There is already to much discord in our community. We don't want anyone to be uncomfortable when visiting Darn Yarn because of their political views or religious beliefs. It's a yarn shop for cryin' out loud, not a political rally or a religious revival tent. Can't we all just stitch along from time to time? Please, if you're not sure how others will react to what you're about to say, don't say it - even if it's about the craftivist project you or someone else is working on. (We do, however, reserve the right to get snippity and ask you to leave if we feel that you're making others in the shop uncomfortable. The Paradox of Tolerance states that we must be intolerant of intolerance for society to remain tolerant. It's a tough concept to grasp - that's why it's a paradox - but it's why we won't tolerate hate speech.)

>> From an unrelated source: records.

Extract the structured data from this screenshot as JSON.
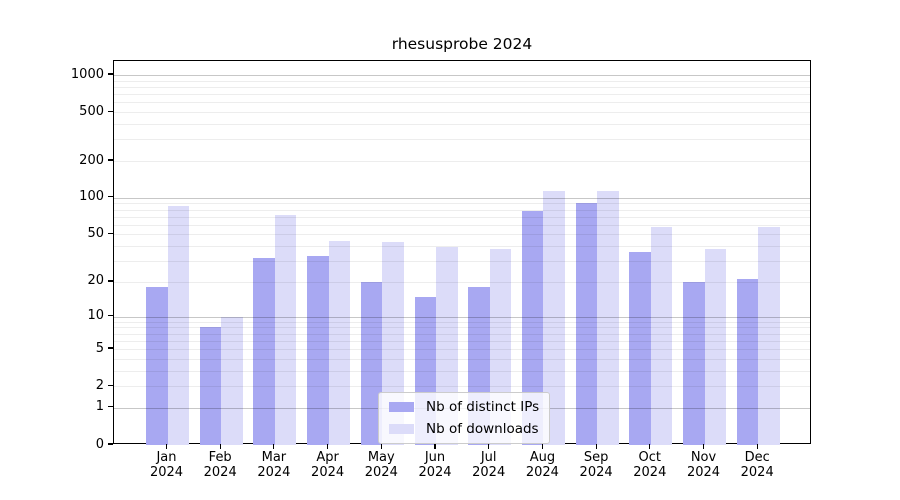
{
  "chart_data": {
    "type": "bar",
    "title": "rhesusprobe 2024",
    "categories": [
      {
        "month": "Jan",
        "year": "2024"
      },
      {
        "month": "Feb",
        "year": "2024"
      },
      {
        "month": "Mar",
        "year": "2024"
      },
      {
        "month": "Apr",
        "year": "2024"
      },
      {
        "month": "May",
        "year": "2024"
      },
      {
        "month": "Jun",
        "year": "2024"
      },
      {
        "month": "Jul",
        "year": "2024"
      },
      {
        "month": "Aug",
        "year": "2024"
      },
      {
        "month": "Sep",
        "year": "2024"
      },
      {
        "month": "Oct",
        "year": "2024"
      },
      {
        "month": "Nov",
        "year": "2024"
      },
      {
        "month": "Dec",
        "year": "2024"
      }
    ],
    "series": [
      {
        "name": "Nb of distinct IPs",
        "color": "#a8a8f2",
        "values": [
          18,
          8,
          32,
          33,
          20,
          15,
          18,
          78,
          90,
          36,
          20,
          21
        ]
      },
      {
        "name": "Nb of downloads",
        "color": "#dcdcf9",
        "values": [
          86,
          10,
          73,
          44,
          43,
          39,
          38,
          113,
          114,
          58,
          38,
          58
        ]
      }
    ],
    "y_axis": {
      "scale": "log10(value+1)",
      "ticks": [
        1000,
        500,
        200,
        100,
        50,
        20,
        10,
        5,
        2,
        1,
        0
      ],
      "range": [
        0,
        1250
      ]
    },
    "grid": {
      "major_lines": [
        1,
        10,
        100,
        1000
      ],
      "minor_lines": "2-9 per decade"
    },
    "legend": {
      "position": "lower center inside plot"
    }
  }
}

Some may tell me that "doing nothing is acceptance" and we believe that to be true too; and it may look like we're doing nothing when there are so many things we could be doing to help a cause. However, while it looks like we're doing nothing, we're actually quite busy. By simply being here, we're hoping to offer all of the craftivists out there the resources they need, when they need them, and hopefully, a safe space too. And we hope that somehow that helps make this world a better place.
Should you be looking for a place to donate some projects, check out this website for a long list of organizations that accept handmade items. You'll likely find one that tugs at your heartstrings. And if you want to do something locally ask at your local library, hospital, school, your place of worship, or even that family member who is always active in social and political movements. You might be surprised by the impact you can have locally.